13 June 2008, Quezon City, Philippines - Tearing down makeshift walls of a police detachment that is being built in front of the Department of Agrarian Reform (DAR) compound, farmers shouted their demand for the reform and extension of the Philippine’s Comprehensive Agrarian Reform Program (CARP), which is due to end in June next year, amid criticisms of the government’s failure to implement it.
“These walls are symbols of the government’s protection of the landowners, instead of the farmers, so we are tearing them down,”cried Renato Penas, Chairperson of the Pambansang Kilusan ng mga Samahang Magsasaka (PAKISAMA), a national confederation of farmers organizations in the Philippines, as he and other farmer leaders use their hands to destroy the makeshift walls.

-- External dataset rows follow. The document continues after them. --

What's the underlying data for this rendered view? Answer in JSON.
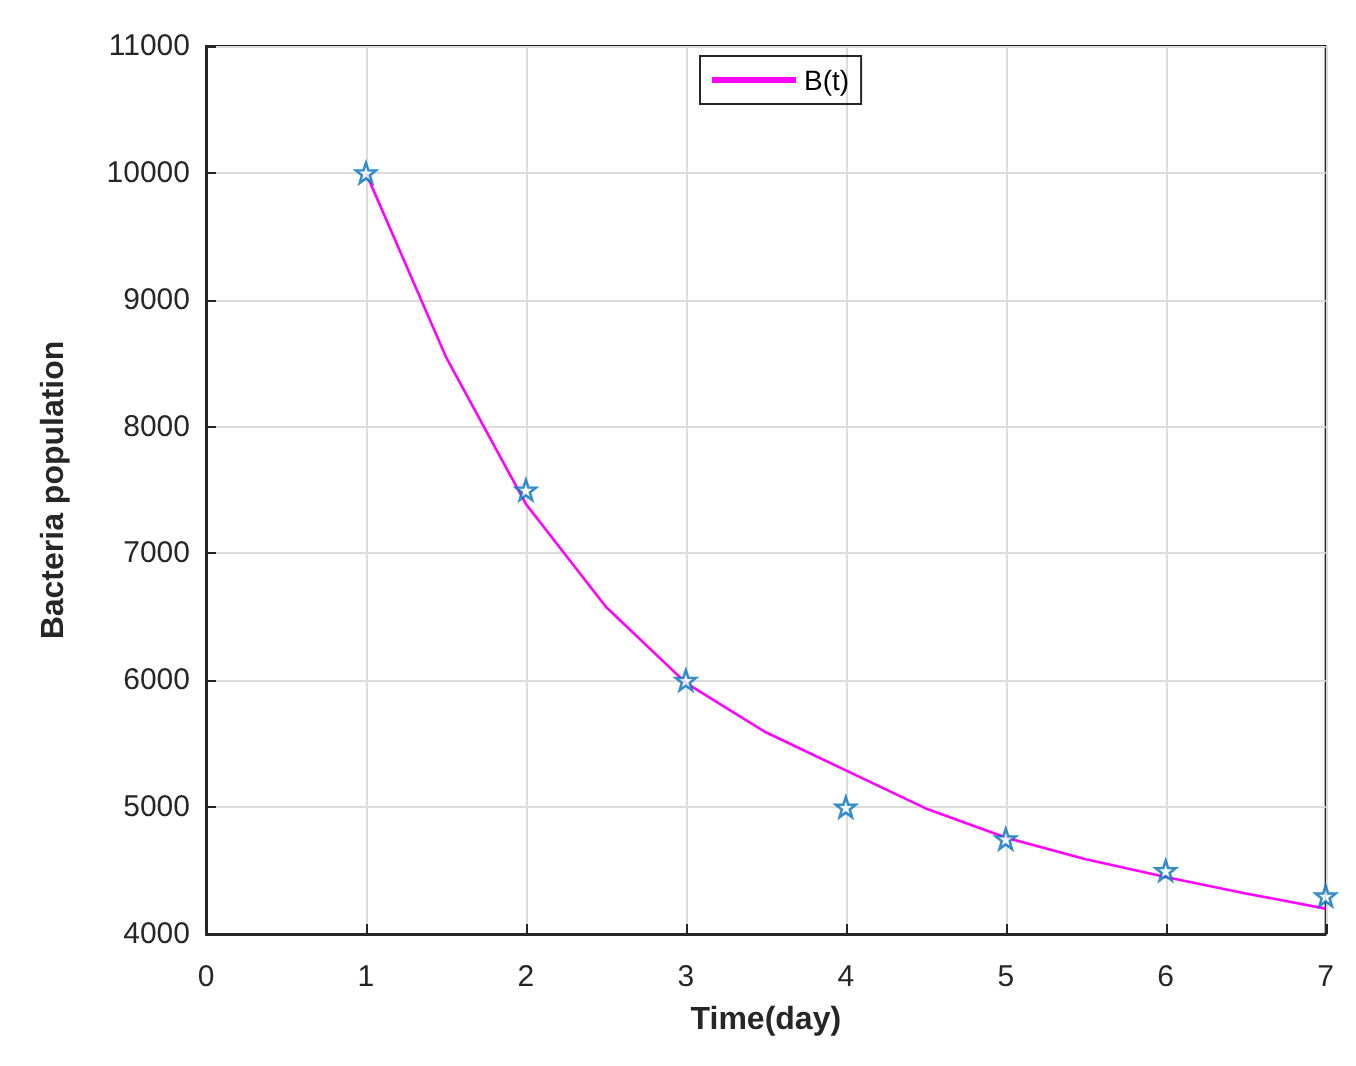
{
  "chart_data": {
    "type": "line",
    "xlabel": "Time(day)",
    "ylabel": "Bacteria population",
    "xlim": [
      0,
      7
    ],
    "xticks": [
      0,
      1,
      2,
      3,
      4,
      5,
      6,
      7
    ],
    "ylim": [
      4000,
      11000
    ],
    "yticks": [
      4000,
      5000,
      6000,
      7000,
      8000,
      9000,
      10000,
      11000
    ],
    "grid": true,
    "legend": "top",
    "series": [
      {
        "name": "B(t)",
        "color": "#ff00ff",
        "marker": "none",
        "x": [
          1,
          1.5,
          2,
          2.5,
          3,
          3.5,
          4,
          4.5,
          5,
          5.5,
          6,
          6.5,
          7
        ],
        "values": [
          10000,
          8550,
          7390,
          6580,
          5980,
          5590,
          5290,
          4990,
          4760,
          4590,
          4450,
          4320,
          4200
        ]
      },
      {
        "type": "scatter",
        "color": "#0072bd",
        "marker": "star",
        "x": [
          1,
          2,
          3,
          4,
          5,
          6,
          7
        ],
        "values": [
          10000,
          7500,
          6000,
          5000,
          4750,
          4500,
          4300
        ]
      }
    ]
  }
}
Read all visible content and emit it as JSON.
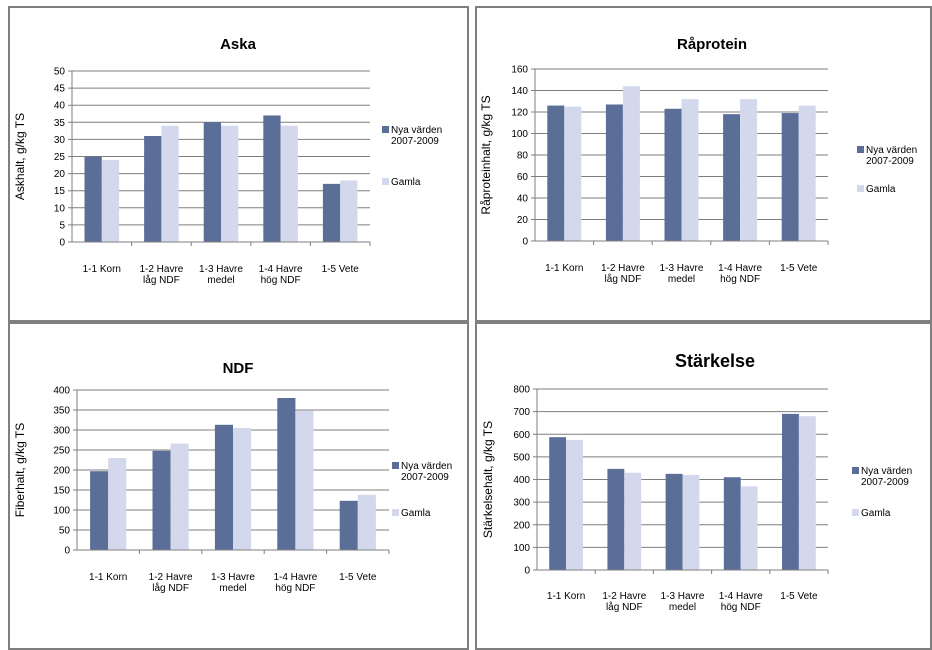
{
  "colors": {
    "series1": "#5b6e98",
    "series2": "#d4d8ec",
    "grid": "#7f7f7f"
  },
  "chart_data": [
    {
      "type": "bar",
      "title": "Aska",
      "ylabel": "Askhalt, g/kg TS",
      "ylim": [
        0,
        50
      ],
      "ystep": 5,
      "categories": [
        [
          "1-1 Korn"
        ],
        [
          "1-2 Havre",
          "låg NDF"
        ],
        [
          "1-3 Havre",
          "medel"
        ],
        [
          "1-4 Havre",
          "hög NDF"
        ],
        [
          "1-5 Vete"
        ]
      ],
      "series": [
        {
          "name": [
            "Nya värden",
            "2007-2009"
          ],
          "values": [
            25,
            31,
            35,
            37,
            17
          ]
        },
        {
          "name": [
            "Gamla"
          ],
          "values": [
            24,
            34,
            34,
            34,
            18
          ]
        }
      ],
      "legend": "right",
      "grid": true
    },
    {
      "type": "bar",
      "title": "Råprotein",
      "ylabel": "Råproteinhalt, g/kg TS",
      "ylim": [
        0,
        160
      ],
      "ystep": 20,
      "categories": [
        [
          "1-1 Korn"
        ],
        [
          "1-2 Havre",
          "låg NDF"
        ],
        [
          "1-3 Havre",
          "medel"
        ],
        [
          "1-4 Havre",
          "hög NDF"
        ],
        [
          "1-5 Vete"
        ]
      ],
      "series": [
        {
          "name": [
            "Nya värden",
            "2007-2009"
          ],
          "values": [
            126,
            127,
            123,
            118,
            119
          ]
        },
        {
          "name": [
            "Gamla"
          ],
          "values": [
            125,
            144,
            132,
            132,
            126
          ]
        }
      ],
      "legend": "right",
      "grid": true
    },
    {
      "type": "bar",
      "title": "NDF",
      "ylabel": "Fiberhalt, g/kg TS",
      "ylim": [
        0,
        400
      ],
      "ystep": 50,
      "categories": [
        [
          "1-1 Korn"
        ],
        [
          "1-2 Havre",
          "låg NDF"
        ],
        [
          "1-3 Havre",
          "medel"
        ],
        [
          "1-4 Havre",
          "hög NDF"
        ],
        [
          "1-5 Vete"
        ]
      ],
      "series": [
        {
          "name": [
            "Nya värden",
            "2007-2009"
          ],
          "values": [
            197,
            248,
            313,
            380,
            123
          ]
        },
        {
          "name": [
            "Gamla"
          ],
          "values": [
            230,
            266,
            305,
            348,
            138
          ]
        }
      ],
      "legend": "right",
      "grid": true
    },
    {
      "type": "bar",
      "title": "Stärkelse",
      "ylabel": "Stärkelsehalt, g/kg TS",
      "ylim": [
        0,
        800
      ],
      "ystep": 100,
      "categories": [
        [
          "1-1 Korn"
        ],
        [
          "1-2 Havre",
          "låg NDF"
        ],
        [
          "1-3 Havre",
          "medel"
        ],
        [
          "1-4 Havre",
          "hög NDF"
        ],
        [
          "1-5 Vete"
        ]
      ],
      "series": [
        {
          "name": [
            "Nya värden",
            "2007-2009"
          ],
          "values": [
            587,
            447,
            425,
            410,
            690
          ]
        },
        {
          "name": [
            "Gamla"
          ],
          "values": [
            575,
            430,
            420,
            370,
            680
          ]
        }
      ],
      "legend": "right",
      "grid": true
    }
  ]
}
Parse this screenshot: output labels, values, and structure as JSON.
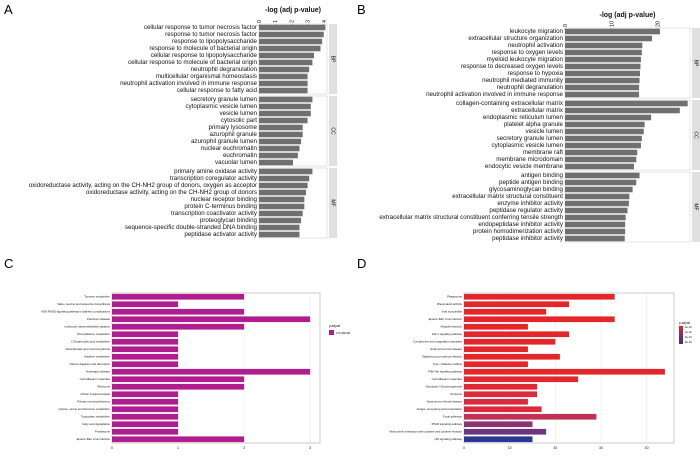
{
  "colors": {
    "bar_gray": "#707070",
    "strip_gray": "#e0e0e0",
    "kegg_c": "#b01d8e",
    "kegg_d_high": "#e3262a",
    "kegg_d_low": "#2c3592"
  },
  "chart_data": [
    {
      "panel": "A",
      "type": "bar",
      "orientation": "horizontal",
      "xlabel": "-log (adj p-value)",
      "xticks": [
        "0",
        "1",
        "2",
        "3",
        "4"
      ],
      "xlim": [
        0,
        4.2
      ],
      "groups": [
        {
          "label": "BP",
          "categories": [
            "cellular response to tumor necrosis factor",
            "response to tumor necrosis factor",
            "response to lipopolysaccharide",
            "response to molecule of bacterial origin",
            "cellular response to lipopolysaccharide",
            "cellular response to molecule of bacterial origin",
            "neutrophil degranulation",
            "multicellular organismal homeostasis",
            "neutrophil activation involved in immune response",
            "cellular response to fatty acid"
          ],
          "values": [
            4.1,
            4.0,
            3.9,
            3.8,
            3.4,
            3.3,
            3.1,
            3.0,
            3.0,
            3.0
          ]
        },
        {
          "label": "CC",
          "categories": [
            "secretory granule lumen",
            "cytoplasmic vesicle lumen",
            "vesicle lumen",
            "cytosolic part",
            "primary lysosome",
            "azurophil granule",
            "azurophil granule lumen",
            "nuclear euchromatin",
            "euchromatin",
            "vacuolar lumen"
          ],
          "values": [
            3.3,
            3.2,
            3.2,
            3.0,
            2.7,
            2.7,
            2.6,
            2.5,
            2.4,
            2.1
          ]
        },
        {
          "label": "MF",
          "categories": [
            "primary amine oxidase activity",
            "transcription coregulator activity",
            "oxidoreductase activity, acting on the CH-NH2 group of donors, oxygen as acceptor",
            "oxidoreductase activity, acting on the CH-NH2 group of donors",
            "nuclear receptor binding",
            "protein C-terminus binding",
            "transcription coactivator activity",
            "proteoglycan binding",
            "sequence-specific double-stranded DNA binding",
            "peptidase activator activity"
          ],
          "values": [
            3.3,
            3.1,
            3.0,
            2.9,
            2.8,
            2.8,
            2.7,
            2.6,
            2.5,
            2.5
          ]
        }
      ]
    },
    {
      "panel": "B",
      "type": "bar",
      "orientation": "horizontal",
      "xlabel": "-log (adj p-value)",
      "xticks": [
        "0",
        "10",
        "20"
      ],
      "xlim": [
        0,
        27
      ],
      "groups": [
        {
          "label": "BP",
          "categories": [
            "leukocyte migration",
            "extracellular structure organization",
            "neutrophil activation",
            "response to oxygen levels",
            "myeloid leukocyte migration",
            "response to decreased oxygen levels",
            "response to hypoxia",
            "neutrophil mediated immunity",
            "neutrophil degranulation",
            "neutrophil activation involved in immune response"
          ],
          "values": [
            20.5,
            18.8,
            16.7,
            16.6,
            16.4,
            16.3,
            16.2,
            16.1,
            16.0,
            16.0
          ]
        },
        {
          "label": "CC",
          "categories": [
            "collagen-containing extracellular matrix",
            "extracellular matrix",
            "endoplasmic reticulum lumen",
            "platelet alpha granule",
            "vesicle lumen",
            "secretory granule lumen",
            "cytoplasmic vesicle lumen",
            "membrane raft",
            "membrane microdomain",
            "endocytic vesicle membrane"
          ],
          "values": [
            26.5,
            24.8,
            18.6,
            17.2,
            17.0,
            16.6,
            16.4,
            15.6,
            15.4,
            14.9
          ]
        },
        {
          "label": "MF",
          "categories": [
            "antigen binding",
            "peptide antigen binding",
            "glycosaminoglycan binding",
            "extracellular matrix structural constituent",
            "enzyme inhibitor activity",
            "peptidase regulator activity",
            "extracellular matrix structural constituent conferring tensile strength",
            "endopeptidase inhibitor activity",
            "protein homodimerization activity",
            "peptidase inhibitor activity"
          ],
          "values": [
            16.1,
            15.4,
            14.6,
            13.9,
            13.8,
            13.5,
            13.1,
            13.0,
            13.0,
            12.9
          ]
        }
      ]
    },
    {
      "panel": "C",
      "type": "bar",
      "orientation": "horizontal",
      "legend_title": "p.adjust",
      "legend_value": "0.0105290",
      "xticks": [
        "0",
        "1",
        "2",
        "3"
      ],
      "xlim": [
        0,
        3.15
      ],
      "categories": [
        "Tyrosine metabolism",
        "Valine, leucine and isoleucine biosynthesis",
        "AGE-RAGE signaling pathway in diabetic complications",
        "Parkinson disease",
        "Leukocyte transendothelial migration",
        "Phenylalanine metabolism",
        "C-Dicarboxylic acid metabolism",
        "Pantothenate and CoA biosynthesis",
        "Histidine metabolism",
        "Vitamin digestion and absorption",
        "Huntington disease",
        "Cell adhesion molecules",
        "Ribosome",
        "African trypanosomiasis",
        "Primary immunodeficiency",
        "Glycine, serine and threonine metabolism",
        "Tryptophan metabolism",
        "Fatty acid degradation",
        "Proteasome",
        "Epstein-Barr virus infection"
      ],
      "values": [
        2,
        1,
        2,
        3,
        2,
        1,
        1,
        1,
        1,
        1,
        3,
        2,
        2,
        1,
        1,
        1,
        1,
        1,
        1,
        2
      ]
    },
    {
      "panel": "D",
      "type": "bar",
      "orientation": "horizontal",
      "legend_title": "p.adjust",
      "legend_ticks": [
        "2e-10",
        "4e-10",
        "6e-10",
        "8e-10"
      ],
      "xticks": [
        "0",
        "10",
        "20",
        "30",
        "40"
      ],
      "xlim": [
        0,
        46
      ],
      "categories": [
        "Phagosome",
        "Rheumatoid arthritis",
        "Viral myocarditis",
        "Epstein-Barr virus infection",
        "Allograft rejection",
        "HIF-1 signaling pathway",
        "Complement and coagulation cascades",
        "Graft-versus-host disease",
        "Staphylococcus aureus infection",
        "Type I diabetes mellitus",
        "PI3K-Akt signaling pathway",
        "Cell adhesion molecules",
        "Glycolysis / Gluconeogenesis",
        "Pertussis",
        "Autoimmune thyroid disease",
        "Antigen processing and presentation",
        "Focal adhesion",
        "PPAR signaling pathway",
        "Viral protein interaction with cytokine and cytokine receptor",
        "p53 signaling pathway"
      ],
      "values": [
        33,
        23,
        18,
        33,
        14,
        23,
        20,
        14,
        21,
        14,
        44,
        25,
        16,
        16,
        14,
        17,
        29,
        15,
        18,
        15
      ]
    }
  ],
  "panels": {
    "a": "A",
    "b": "B",
    "c": "C",
    "d": "D"
  }
}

Around 300 farmers, fishers, rural women and children with their support groups coming from farmers tear down walls of police detachment"national and international NGOs marched from Commonwealth Avenue to Quezon Circle at 9:00 AM last June 12, which also marks the 109th anniversary of Philippine Independence.
The farmers’groups that gathered in front of DAR included national federations such as PAKISAMA, Pambansang Katipunan ng mga Samahan sa Kanayunan, Task Force Mapalad, Ugnayan ng Nagsasariling Organisasyon sa Kanayunan, Pambansang Kilusan ng mga Magbubikid ng Pilipinas, NGOs and agrarian reform advocates in the Philippines.
Farmer leaders from Asian Farmers’ Association for Sustainable Rural Development (AFA), a regional alliance of national farmers’ organizations in eight Southeast and North Asia countries, joined the rally in solidarity with the Filipino farmers.
Representatives from AFA’s member organizations, SorKorPor in Thailand, API in Indonesia, TWADA in Taiwan, VNFU in Vietnam, and FNN in Cambodia are here in the Philippines for a regional-consultation workshop on farmers’ situation from June 12-15.
AFA Vice-Chairperson Ms. Sudaporn Sittisathapornkul, a farmer-leader from SorKorPor, delivered the association’s solidarity statement and urged the Philippine government to continue the implementation of the program.
“Our farmers from Taiwan, Korea, Japan, and Vietnam have been successful in their land redistribution and the development of farmes in these countries was primarily because of land redistribution,” said Sittisathapornkul.
During the rally, farmers from Task Force Malapad carried the pictures of the two farmers who were recently killed by the bodyguards of landowner Roberto Cuenca in Negros Occidental after they tried to install themselves in the 144-hectare land distributed to them under CARP.
“We denounce the killings of farmer leaders and NGO workers who are at the forefront of the struggle for agrarian reform,” said Sittisathapornkul.
“We believe that government should protect farmers’ rights and must give all resources so they can fully benefit from government’s program,” she added.
API Chairperson Sambito from Indonesia, speaking before the rally, identified with the Filipino farmers’plight.
He said that Indonesian farmers also face violence form the military. Just recently, 4 Indonesian farmers were killed when they resisted the encroachment of the military in the land they were tilling.
“We are one with you in your struggle for your land and for justice for the farmers,” Sambito said.
Nineteen years after the Comprehensive Agrarian Reform Law (CARL) was signed into law on June 10, 1988, landlessness remains the biggest problem of Filipino farmers, many of whom live in abject poverty.
One year before it ends, more than 1 million hectares of prime agricultural land identified under the program have yet to be redistributed, while landowners’ resistance have intensified.
The agrarian reform movement is no doubt facing an uphill and difficult battle; one that the Filipino farmers are ready to fight for, alongside their Asian comrades.